The brand itself persists as a Gildan-owned e-commerce and wholesale label, trading on the aesthetic and the name while quietly inverting the founding promise about where and how the clothes are made. Charney went on to build Los Angeles Apparel along the same vertically integrated lines, a working argument that the manufacturing model was viable even if the company that pioneered it was not. The lasting mark is a particular kind of case study: not the e-commerce or private-equity death that defines most of this encyclopedia, but a governance failure — a reminder that a brand fused to a single charismatic founder inherits all of his liabilities along with his vision, and that the most distinctive thing about a company is often the first thing an acquirer discards.

Lessons

  1. Do not let a brand's identity, advertising, and decision-making concentrate in one irreplaceable person; founder magic and founder risk are the same asset, and the board owns both.

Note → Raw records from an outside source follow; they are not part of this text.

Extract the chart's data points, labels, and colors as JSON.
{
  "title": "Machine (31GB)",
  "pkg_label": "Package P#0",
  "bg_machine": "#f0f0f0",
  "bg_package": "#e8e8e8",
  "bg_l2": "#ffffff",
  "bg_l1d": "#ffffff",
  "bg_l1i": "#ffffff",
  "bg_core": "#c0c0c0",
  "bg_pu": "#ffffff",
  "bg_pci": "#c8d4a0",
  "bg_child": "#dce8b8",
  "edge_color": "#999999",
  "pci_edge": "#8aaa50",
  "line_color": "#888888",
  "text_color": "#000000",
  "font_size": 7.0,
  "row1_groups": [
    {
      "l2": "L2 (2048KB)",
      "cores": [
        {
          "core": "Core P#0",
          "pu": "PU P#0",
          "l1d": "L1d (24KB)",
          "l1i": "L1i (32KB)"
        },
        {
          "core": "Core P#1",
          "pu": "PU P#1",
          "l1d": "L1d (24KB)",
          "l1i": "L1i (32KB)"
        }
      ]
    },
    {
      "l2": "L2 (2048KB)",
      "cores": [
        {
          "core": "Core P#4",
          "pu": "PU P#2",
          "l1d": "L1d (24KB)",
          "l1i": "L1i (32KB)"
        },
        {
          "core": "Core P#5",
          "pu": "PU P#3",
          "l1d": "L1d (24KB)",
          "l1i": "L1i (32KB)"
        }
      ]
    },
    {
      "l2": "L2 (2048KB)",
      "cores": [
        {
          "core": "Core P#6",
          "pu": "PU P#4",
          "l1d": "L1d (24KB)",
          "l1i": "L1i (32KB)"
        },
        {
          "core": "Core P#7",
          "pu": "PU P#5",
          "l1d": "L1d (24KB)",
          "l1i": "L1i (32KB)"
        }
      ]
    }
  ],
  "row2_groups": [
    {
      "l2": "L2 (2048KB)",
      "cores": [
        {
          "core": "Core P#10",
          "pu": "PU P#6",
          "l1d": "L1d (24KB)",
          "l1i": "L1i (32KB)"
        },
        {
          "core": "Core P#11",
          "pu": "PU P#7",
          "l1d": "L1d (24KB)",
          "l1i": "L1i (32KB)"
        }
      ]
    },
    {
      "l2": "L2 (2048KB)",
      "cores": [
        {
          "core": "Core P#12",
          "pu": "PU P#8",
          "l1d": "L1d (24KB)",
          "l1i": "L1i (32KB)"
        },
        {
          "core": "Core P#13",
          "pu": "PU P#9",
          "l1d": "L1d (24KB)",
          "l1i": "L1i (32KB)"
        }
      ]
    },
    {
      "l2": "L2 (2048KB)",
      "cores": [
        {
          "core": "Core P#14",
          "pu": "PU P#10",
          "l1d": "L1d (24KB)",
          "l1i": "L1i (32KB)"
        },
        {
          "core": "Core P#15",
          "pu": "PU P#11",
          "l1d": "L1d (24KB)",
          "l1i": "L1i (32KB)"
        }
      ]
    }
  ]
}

  2. Treat a recurring reputational and legal liability as a strategic threat, not a public-relations nuisance — it drains capital, attention, and investor confidence precisely when the business can least afford it.
  3. A higher-cost virtue, however admirable, must be funded by margins or scale that survive a downturn; ethics that only work in good years are a vulnerability dressed as a differentiator.
  4. Avoid funding rapid expansion with debt that leaves no room to lose money through a turnaround; a first bankruptcy is a warning, and leverage turns the warning into a sequel.
  5. Remember that an acquirer values the trademark, not the story behind it; the things that make a brand beloved — the factory, the workforce, the promise — are exactly what a buyer is free to leave at the auction.